CrimProf Blog

Editor: Kevin Cole
Univ. of San Diego School of Law

Tuesday, September 21, 2021

"Dangerous New DOJ Policy On Chokeholds and “No-Knock” Warrants"

From Crime & Consequences. In part:

A new memo released from the Department of Justice (DOJ) by Attorney General Merrick Garland makes policy changes that have the potential to endanger the lives of federal agents, as well as the limit the seizure of criminal evidence.  According to the memo released September 14th, 2021, the DOJ is changing policy effective immediately regarding the use of chokeholds and “no-knock” warrants.  The change appears inspired by the deaths of George Floyd and Breonna Taylor.  Officer Derek Chauvin was convicted of causing Floyd’s death by using a form of a chokehold to pin him down after he resisted arrest.  Breonna Taylor died in a shootout which began when her current boyfriend shot at police executing a “no-knock” warrant to arrest her former boyfriend, drug dealer Jamarcus Glover.  

. . . .

Chokeholds, which are viewed as a necessary means to physically detain or restrain a suspect, and allowed for in the language provided by subsections 5 and 6 of 10 CFR 1047, can now only be used when conditions of deadly force are met.

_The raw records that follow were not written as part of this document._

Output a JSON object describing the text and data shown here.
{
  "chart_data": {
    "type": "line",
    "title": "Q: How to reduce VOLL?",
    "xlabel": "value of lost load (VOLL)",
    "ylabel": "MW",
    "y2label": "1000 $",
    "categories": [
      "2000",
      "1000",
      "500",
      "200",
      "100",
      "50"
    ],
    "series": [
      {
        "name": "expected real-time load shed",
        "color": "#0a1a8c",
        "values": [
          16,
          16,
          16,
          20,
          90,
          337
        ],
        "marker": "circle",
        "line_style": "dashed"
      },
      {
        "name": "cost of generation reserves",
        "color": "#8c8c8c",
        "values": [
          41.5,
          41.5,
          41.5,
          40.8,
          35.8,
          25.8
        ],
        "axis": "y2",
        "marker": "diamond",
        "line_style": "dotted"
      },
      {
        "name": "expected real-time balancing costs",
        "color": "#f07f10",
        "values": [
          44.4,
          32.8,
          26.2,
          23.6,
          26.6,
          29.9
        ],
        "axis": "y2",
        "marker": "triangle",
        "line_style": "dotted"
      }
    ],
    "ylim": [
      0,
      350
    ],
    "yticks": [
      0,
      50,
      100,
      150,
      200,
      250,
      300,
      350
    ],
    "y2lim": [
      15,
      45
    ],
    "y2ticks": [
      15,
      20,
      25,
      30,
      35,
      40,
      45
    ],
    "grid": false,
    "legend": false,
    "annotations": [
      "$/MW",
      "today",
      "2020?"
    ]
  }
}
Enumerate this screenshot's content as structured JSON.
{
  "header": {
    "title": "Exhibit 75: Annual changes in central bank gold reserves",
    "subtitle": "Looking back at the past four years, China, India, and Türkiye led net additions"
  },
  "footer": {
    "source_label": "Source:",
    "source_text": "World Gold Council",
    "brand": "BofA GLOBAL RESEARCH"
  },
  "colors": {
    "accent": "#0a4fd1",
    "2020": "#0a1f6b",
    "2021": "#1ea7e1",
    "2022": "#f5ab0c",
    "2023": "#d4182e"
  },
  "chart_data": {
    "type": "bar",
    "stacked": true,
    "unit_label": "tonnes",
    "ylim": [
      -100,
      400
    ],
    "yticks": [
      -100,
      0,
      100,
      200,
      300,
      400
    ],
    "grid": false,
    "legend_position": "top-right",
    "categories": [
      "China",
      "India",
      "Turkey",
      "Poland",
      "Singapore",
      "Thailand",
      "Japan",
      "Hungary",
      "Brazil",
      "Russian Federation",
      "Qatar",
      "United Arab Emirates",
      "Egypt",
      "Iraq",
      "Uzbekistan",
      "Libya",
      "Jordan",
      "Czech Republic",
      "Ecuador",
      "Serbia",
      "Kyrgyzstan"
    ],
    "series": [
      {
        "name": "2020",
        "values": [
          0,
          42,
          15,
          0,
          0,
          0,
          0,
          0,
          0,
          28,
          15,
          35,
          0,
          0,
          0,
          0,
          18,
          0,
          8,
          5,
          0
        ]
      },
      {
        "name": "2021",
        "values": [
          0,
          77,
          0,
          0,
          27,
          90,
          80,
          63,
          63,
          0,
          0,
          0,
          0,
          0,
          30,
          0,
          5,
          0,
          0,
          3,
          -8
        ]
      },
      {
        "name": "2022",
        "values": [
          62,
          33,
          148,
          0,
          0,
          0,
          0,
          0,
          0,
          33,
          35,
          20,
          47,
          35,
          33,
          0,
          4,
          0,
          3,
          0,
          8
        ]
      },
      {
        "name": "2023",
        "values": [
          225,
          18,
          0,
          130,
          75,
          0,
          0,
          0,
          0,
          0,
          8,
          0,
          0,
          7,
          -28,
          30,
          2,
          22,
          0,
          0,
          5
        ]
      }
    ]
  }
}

By stripping the ability to place a suspect in a chokehold who is running or resisting arrest, this policy change may increase the risk of injury or harm to federal officers, who will no longer be able to use this form of restraint when dealing with suspects who run, resist or fight.  This will also allow more suspects to escape.

“No-Knock” warrants are limited by the Garland memo to situations where knocking and announcing would create an imminent threat of physical violence to a federal agent or another person.  The memo does allow for a “no-knock” warrant regarding evidence, but only if it is evidence deemed essential to national security.